Realitas inilah yang kemudian menjadi penting untuk melihat kembali arah pembangunan SDM Indonesia. Pertanyaannya bukan hanya bagaimana menciptakan institusi pendidikan yang unggul, tetapi juga bagaimana memastikan bahwa hasil pendidikan dapat menjangkau dan memberikan manfaat bagi mayoritas masyarakat yang menjadi penggerak utama perekonomian nasional.

Melihat Realitas Pasar Kerja Kita

Persoalan terbesar pembangunan SDM Indonesia sesungguhnya tidak berada pada sisi pendidikan semata, melainkan pada struktur pasar kerja yang masih didominasi sektor informal.

Data Badan Pusat Statistik (BPS) Februari 2026 menunjukkan bahwa Indonesia memiliki sekitar 154,91 juta angkatan kerja. Dari jumlah tersebut, sekitar 147,67 juta orang bekerja. Namun yang menarik, sekitar 59,42 persen atau 87,74 juta orang bekerja di sektor informal, sedangkan pekerja formal hanya sekitar 40,58 persen. Data tersebut menunjukkan bahwa wajah utama pasar kerja Indonesia bukanlah kantor pemerintahan, perusahaan besar, maupun industri modern.

Mayoritas masyarakat justru bekerja sebagai petani, nelayan, pedagang pasar, pelaku UMKM, pekerja mandiri, buruh harian, pekerja lepas, hingga pengemudi transportasi daring.

Kelompok inilah yang setiap hari menjaga roda ekonomi nasional tetap berputar.

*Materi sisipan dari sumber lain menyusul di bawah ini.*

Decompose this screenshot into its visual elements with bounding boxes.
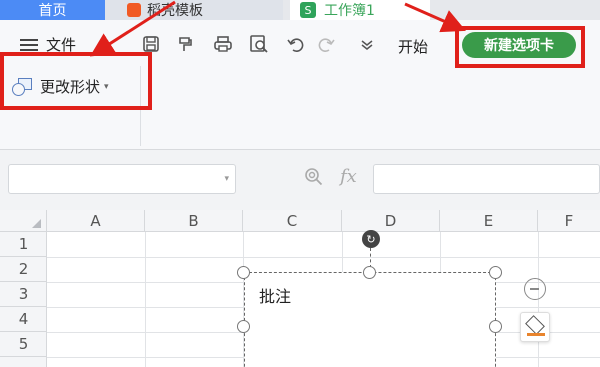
rotate-handle-icon[interactable]: ↻ — [362, 230, 380, 248]
row-header-5[interactable]: 5 — [0, 332, 47, 357]
column-header-f[interactable]: F — [538, 210, 600, 232]
print-preview-icon[interactable] — [248, 33, 270, 55]
name-box[interactable]: ▾ — [8, 164, 236, 194]
comment-text[interactable]: 批注 — [259, 283, 291, 307]
resize-handle-right[interactable] — [489, 320, 502, 333]
resize-handle-top-left[interactable] — [237, 266, 250, 279]
grid-line — [47, 257, 600, 258]
column-header-e[interactable]: E — [440, 210, 538, 232]
annotation-box-new-tab — [455, 26, 585, 68]
annotation-box-change-shape — [0, 52, 152, 110]
tab-workbook[interactable]: S 工作簿1 — [290, 0, 430, 20]
chevron-down-icon[interactable]: ▾ — [224, 174, 229, 184]
resize-handle-left[interactable] — [237, 320, 250, 333]
spreadsheet-window: 首页 稻壳模板 S 工作簿1 文件 开始 新建选项卡 更改形状 ▾ ▾ fx A… — [0, 0, 600, 367]
column-header-bar: A B C D E F — [0, 210, 600, 232]
fill-bucket-icon — [525, 315, 545, 335]
fx-insert-function-icon[interactable]: fx — [340, 166, 357, 187]
tab-workbook-label: 工作簿1 — [324, 3, 375, 19]
fill-color-bar — [527, 333, 545, 336]
minus-circle-icon — [524, 278, 546, 300]
worksheet-grid[interactable]: A B C D E F 1 2 3 4 5 ↻ 批注 — [0, 210, 600, 367]
template-logo-icon — [127, 3, 141, 17]
print-icon[interactable] — [212, 33, 234, 55]
tab-template[interactable]: 稻壳模板 — [105, 0, 283, 20]
select-all-corner[interactable] — [0, 210, 47, 232]
formula-input[interactable] — [373, 164, 600, 194]
column-header-d[interactable]: D — [342, 210, 440, 232]
column-header-b[interactable]: B — [145, 210, 243, 232]
row-header-1[interactable]: 1 — [0, 232, 47, 257]
formula-bar: ▾ fx — [0, 150, 600, 210]
start-tab[interactable]: 开始 — [398, 36, 428, 57]
tab-home[interactable]: 首页 — [0, 0, 105, 20]
undo-icon[interactable] — [284, 33, 306, 55]
redo-icon[interactable] — [316, 33, 338, 55]
row-header-4[interactable]: 4 — [0, 307, 47, 332]
row-header-3[interactable]: 3 — [0, 282, 47, 307]
tab-home-label: 首页 — [38, 3, 67, 19]
shape-fill-button[interactable] — [520, 312, 550, 342]
comment-shape[interactable]: 批注 — [244, 272, 496, 367]
row-header-bar: 1 2 3 4 5 — [0, 232, 47, 367]
column-header-c[interactable]: C — [243, 210, 342, 232]
row-header-2[interactable]: 2 — [0, 257, 47, 282]
rotate-connector — [370, 248, 371, 268]
more-dropdown-icon[interactable] — [356, 33, 378, 55]
column-header-a[interactable]: A — [47, 210, 145, 232]
resize-handle-top-right[interactable] — [489, 266, 502, 279]
shape-layout-options-button[interactable] — [520, 274, 550, 304]
hamburger-icon — [20, 38, 38, 51]
zoom-search-icon[interactable] — [304, 167, 324, 192]
tab-template-label: 稻壳模板 — [147, 3, 203, 19]
format-painter-icon[interactable] — [174, 33, 196, 55]
spreadsheet-logo-icon: S — [300, 2, 316, 18]
resize-handle-top[interactable] — [363, 266, 376, 279]
grid-line — [145, 232, 146, 367]
document-tab-bar: 首页 稻壳模板 S 工作簿1 — [0, 0, 600, 20]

Mereka menjaga ketahanan pangan, mendistribusikan kebutuhan masyarakat, menciptakan lapangan kerja secara mandiri, dan menjadi bantalan ekonomi ketika terjadi krisis.

Ironisnya, justru kelompok terbesar inilah yang menghadapi produktivitas rendah, pendapatan yang tidak stabil, akses pembiayaan yang terbatas, minim perlindungan sosial, serta rendahnya akses terhadap teknologi dan pelatihan.

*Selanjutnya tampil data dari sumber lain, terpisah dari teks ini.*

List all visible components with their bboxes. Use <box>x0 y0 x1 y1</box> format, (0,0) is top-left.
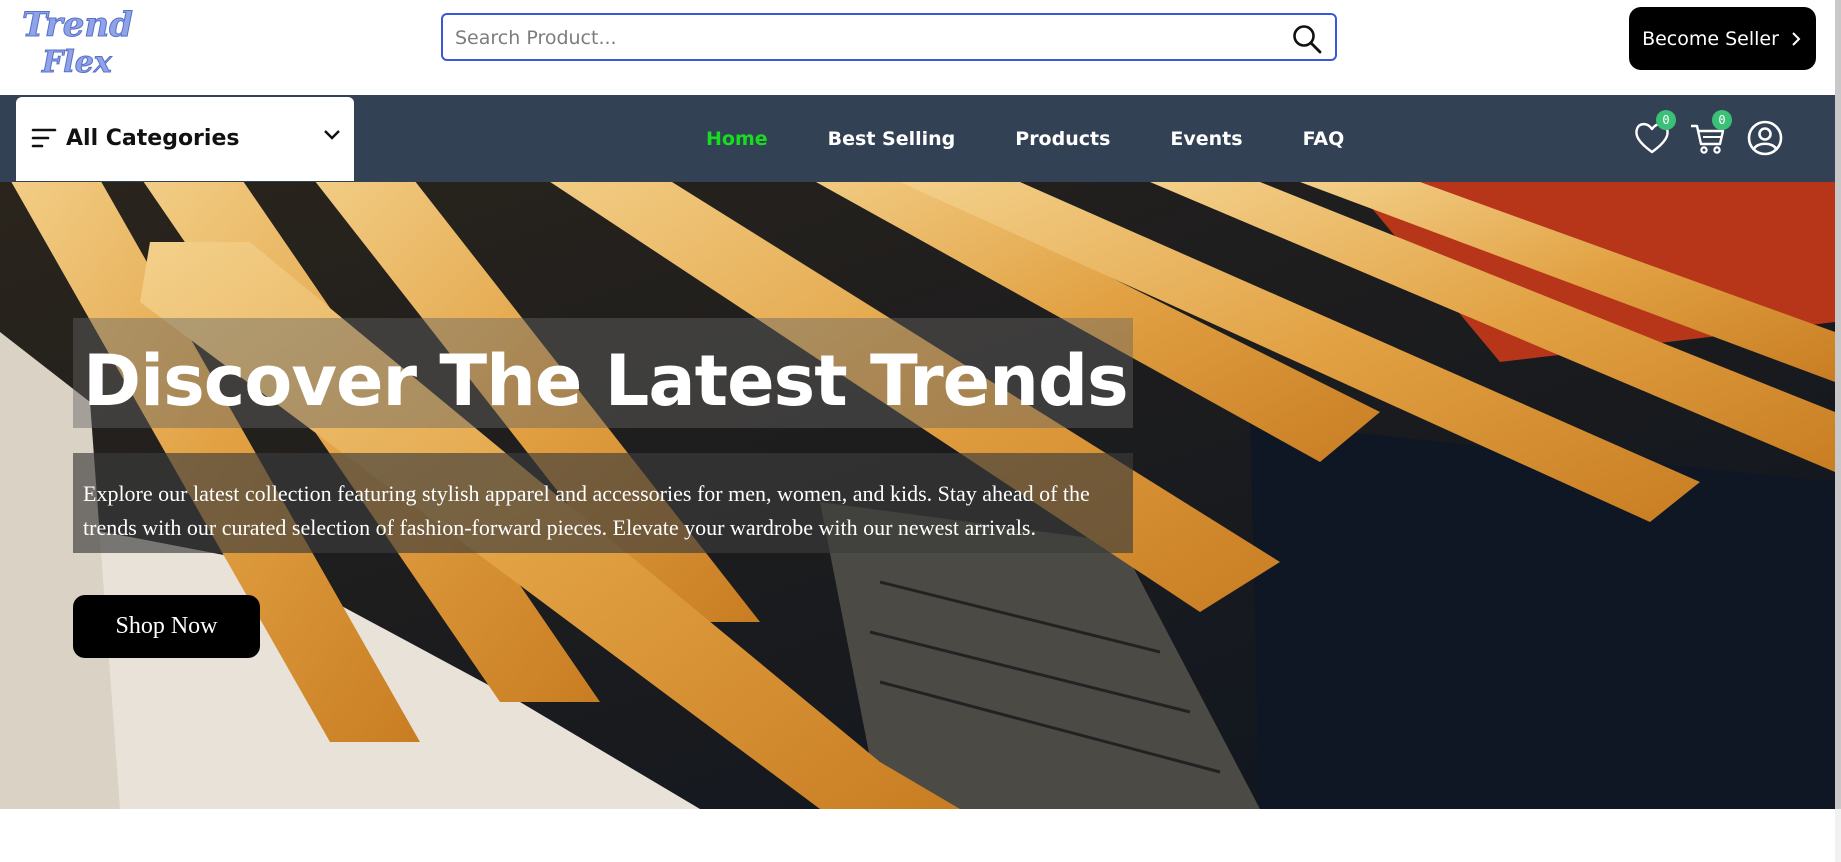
all-categories-label: All Categories <box>66 126 240 151</box>
nav-links: Home Best Selling Products Events FAQ <box>706 95 1404 182</box>
main-navbar: All Categories Home Best Selling Product… <box>0 95 1835 182</box>
become-seller-label: Become Seller <box>1642 27 1779 50</box>
hero-description: Explore our latest collection featuring … <box>83 481 1090 540</box>
search-icon[interactable] <box>1291 23 1323 55</box>
chevron-right-icon <box>1792 31 1801 46</box>
hero-banner: Discover The Latest Trends Explore our l… <box>0 182 1835 809</box>
nav-link-home[interactable]: Home <box>706 128 768 150</box>
page-scrollbar-thumb[interactable] <box>1835 0 1841 809</box>
top-header: Trend Flex Become Seller <box>0 0 1841 95</box>
chevron-down-icon <box>324 130 340 140</box>
nav-link-faq[interactable]: FAQ <box>1303 128 1345 150</box>
brand-logo[interactable]: Trend Flex <box>20 2 150 82</box>
profile-button[interactable] <box>1745 118 1785 158</box>
nav-link-products[interactable]: Products <box>1015 128 1110 150</box>
cart-count-badge: 0 <box>1712 110 1732 130</box>
search-bar <box>441 13 1337 61</box>
wishlist-count-badge: 0 <box>1656 110 1676 130</box>
svg-text:Flex: Flex <box>41 45 113 80</box>
all-categories-dropdown[interactable]: All Categories <box>16 97 354 181</box>
svg-text:Trend: Trend <box>22 5 133 45</box>
nav-link-best-selling[interactable]: Best Selling <box>828 128 956 150</box>
nav-link-events[interactable]: Events <box>1170 128 1242 150</box>
cart-button[interactable]: 0 <box>1688 110 1732 158</box>
wishlist-button[interactable]: 0 <box>1632 110 1676 158</box>
search-input[interactable] <box>453 15 1277 61</box>
become-seller-button[interactable]: Become Seller <box>1629 7 1816 70</box>
menu-icon <box>31 128 57 148</box>
hero-headline: Discover The Latest Trends <box>83 340 1129 422</box>
profile-icon <box>1747 120 1783 156</box>
shop-now-button[interactable]: Shop Now <box>73 595 260 658</box>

Fenomena tersebut memperlihatkan bahwa persoalan utama Indonesia bukan sekadar menciptakan lapangan kerja formal, melainkan meningkatkan produktivitas sektor informal yang menjadi penyerap tenaga kerja terbesar.

Pandangan ini sejalan dengan teori Dual Sector Model dari W. Arthur Lewis (1954), yang menjelaskan bahwa negara berkembang memiliki dua struktur ekonomi, yakni sektor tradisional dengan produktivitas rendah dan sektor modern dengan produktivitas tinggi. (bersambung)

Transformasi ekonomi baru akan berhasil apabila sektor modern mampu menyerap tenaga kerja secara bertahap dari sektor tradisional. Sayangnya, transformasi tersebut belum sepenuhnya terjadi di Indonesia. Pertumbuhan ekonomi belum sepenuhnya diikuti oleh peningkatan kesempatan kerja formal yang memadai.

Akibatnya, sebagian besar lulusan baru akhirnya bekerja di sektor informal atau pada pekerjaan yang tidak sesuai dengan latar belakang pendidikannya (education mismatch).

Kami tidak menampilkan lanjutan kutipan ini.